The zero-cost constraint shaped every architectural decision. No database means JSON files read from disk. No API keys means only publicly available endpoints. No server-side compute means the Python pipeline runs on GitHub Actions and commits the output. Vercel serves the frontend for free. The entire system operates on the free tiers of every service it touches, which means it can run indefinitely without funding, which means it can outlast the thesis that spawned it.
Data pipeline
WHO / World Bank APIs
Python fetchers, no API keys
Normalize + Merge
ISO3 codes, unit conversion
Compute Scores
Readiness, risk, composite indices
JSON to Disk
8 data files, committed to repo
Next.js Serves
API routes read from disk
GitHub Actions
Auto-refresh, auto-deploy
What you can do with it
Interactive Map
Leaflet + CartoDB, outbreak markers + readiness choropleth
Country Profiles
25 indicators in 5 groups with WHO benchmarks
Disease Profiles
65 diseases with transmission, symptoms, outbreak history
Regional Overviews
6 WHO regions with aggregated metrics
Outbreak Timeline
Historical area chart with category and country filters
Country Comparison
Side-by-side capacity and index charts
Open questions
The biggest open question is deployment. The production build passes, Vercel is configured, GitHub Actions are wired, but the site has not been deployed yet. Once live, the first real test is whether the 12-hour outbreak refresh pipeline actually works end-to-end in production, catching new WHO Disease Outbreak News reports and updating the map without manual intervention.
The data has inherent staleness problems. The Global Health Security Index is from 2021. Some WHO capacity indicators for certain countries are 4+ years old. The data vintage warning badges help, but they do not solve the underlying issue: global health data infrastructure updates slowly, and any dashboard built on top of it inherits that latency. The question is how to communicate uncertainty honestly without undermining the tool's usefulness.

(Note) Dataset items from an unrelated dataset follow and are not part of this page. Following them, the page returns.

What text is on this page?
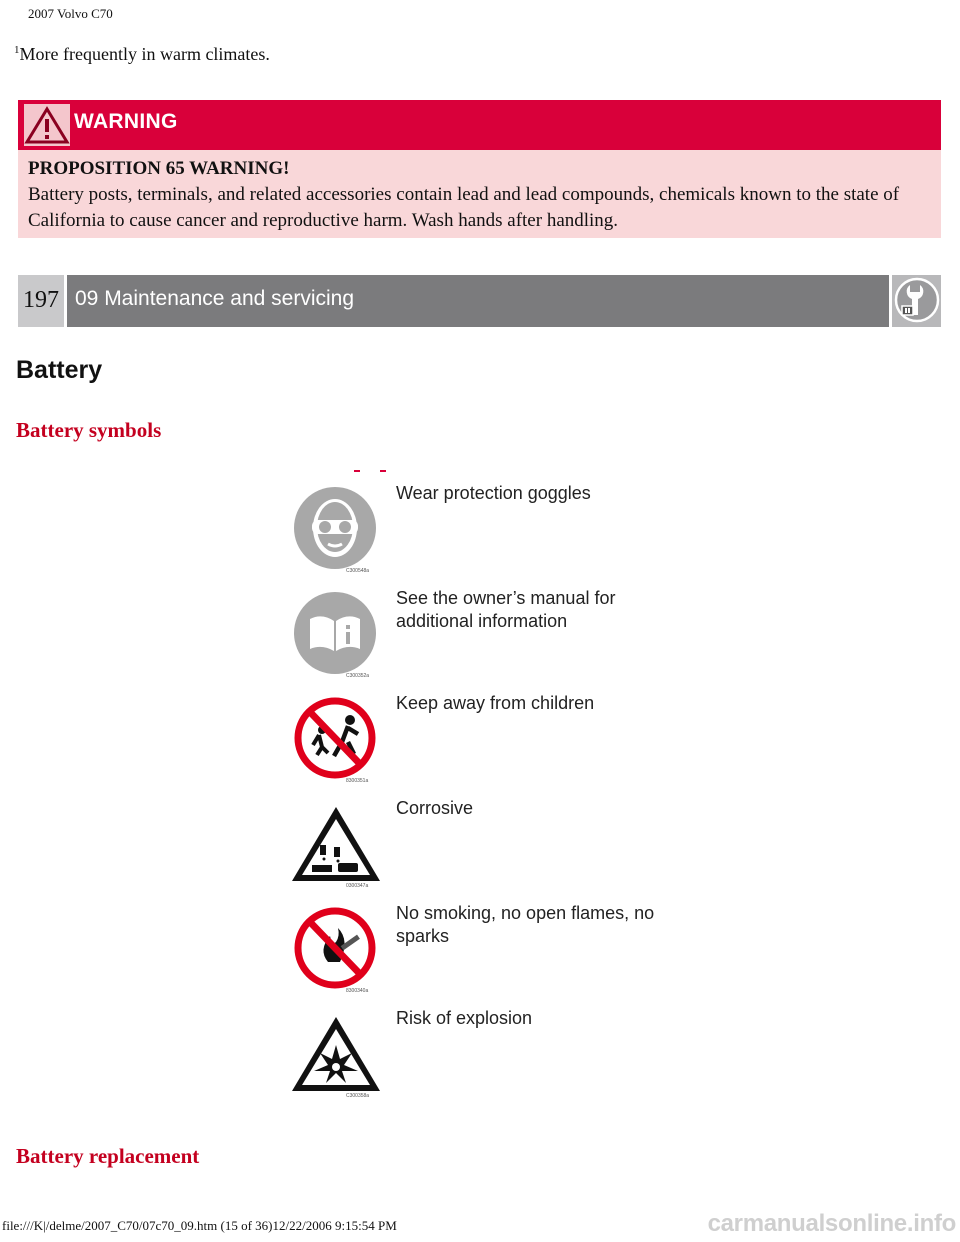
2007 Volvo C70
$^1$More frequently in warm climates.
WARNING
PROPOSITION 65 WARNING!
Battery posts, terminals, and related accessories contain lead and lead compounds, chemicals known to the state of California to cause cancer and reproductive harm. Wash hands after handling.
197 09 Maintenance and servicing
Battery
Battery symbols
C300548a
Wear protection goggles
C300352a
See the owner’s manual for additional information
8300351a
Keep away from children
0300347a
Corrosive
8300340a
No smoking, no open flames, no sparks
C300358a
Risk of explosion
Battery replacement
file:///K|/delme/2007_C70/07c70_09.htm (15 of 36)12/22/2006 9:15:54 PM	carmanualsonline.info
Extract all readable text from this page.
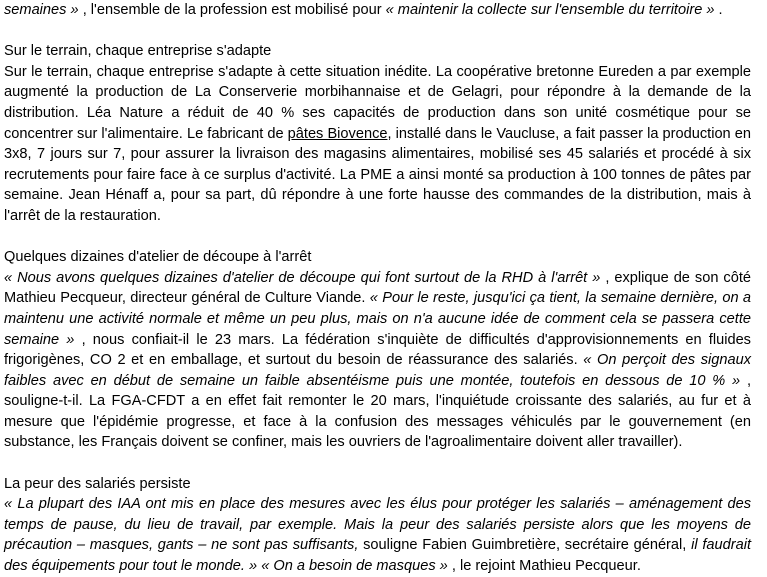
semaines » , l'ensemble de la profession est mobilisé pour « maintenir la collecte sur l'ensemble du territoire » .

Sur le terrain, chaque entreprise s'adapte

Sur le terrain, chaque entreprise s'adapte à cette situation inédite. La coopérative bretonne Eureden a par exemple augmenté la production de La Conserverie morbihannaise et de Gelagri, pour répondre à la demande de la distribution. Léa Nature a réduit de 40 % ses capacités de production dans son unité cosmétique pour se concentrer sur l'alimentaire. Le fabricant de pâtes Biovence, installé dans le Vaucluse, a fait passer la production en 3x8, 7 jours sur 7, pour assurer la livraison des magasins alimentaires, mobilisé ses 45 salariés et procédé à six recrutements pour faire face à ce surplus d'activité. La PME a ainsi monté sa production à 100 tonnes de pâtes par semaine. Jean Hénaff a, pour sa part, dû répondre à une forte hausse des commandes de la distribution, mais à l'arrêt de la restauration.

Quelques dizaines d'atelier de découpe à l'arrêt

« Nous avons quelques dizaines d'atelier de découpe qui font surtout de la RHD à l'arrêt » , explique de son côté Mathieu Pecqueur, directeur général de Culture Viande. « Pour le reste, jusqu'ici ça tient, la semaine dernière, on a maintenu une activité normale et même un peu plus, mais on n'a aucune idée de comment cela se passera cette semaine » , nous confiait-il le 23 mars. La fédération s'inquiète de difficultés d'approvisionnements en fluides frigorigènes, CO 2 et en emballage, et surtout du besoin de réassurance des salariés. « On perçoit des signaux faibles avec en début de semaine un faible absentéisme puis une montée, toutefois en dessous de 10 % » , souligne-t-il. La FGA-CFDT a en effet fait remonter le 20 mars, l'inquiétude croissante des salariés, au fur et à mesure que l'épidémie progresse, et face à la confusion des messages véhiculés par le gouvernement (en substance, les Français doivent se confiner, mais les ouvriers de l'agroalimentaire doivent aller travailler).

La peur des salariés persiste

« La plupart des IAA ont mis en place des mesures avec les élus pour protéger les salariés – aménagement des temps de pause, du lieu de travail, par exemple. Mais la peur des salariés persiste alors que les moyens de précaution – masques, gants – ne sont pas suffisants, souligne Fabien Guimbretière, secrétaire général, il faudrait des équipements pour tout le monde. » « On a besoin de masques » , le rejoint Mathieu Pecqueur.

Case and death counts are only available for 365 of 633 outbreaks. The remaining 268 either lack structured data in the WHO DON reports or use narrative language that resists automated extraction. NLP-based extraction could improve coverage, but the risk of misattributing numbers to the wrong outbreak is non-trivial when reports discuss multiple events.
The comparison tool currently supports two countries side by side. Analysts working on regional outbreaks (cholera across the Horn of Africa, for example) need multi-country comparison. The UI complexity of comparing four or five countries without becoming unreadable is a design problem that does not have an obvious solution yet.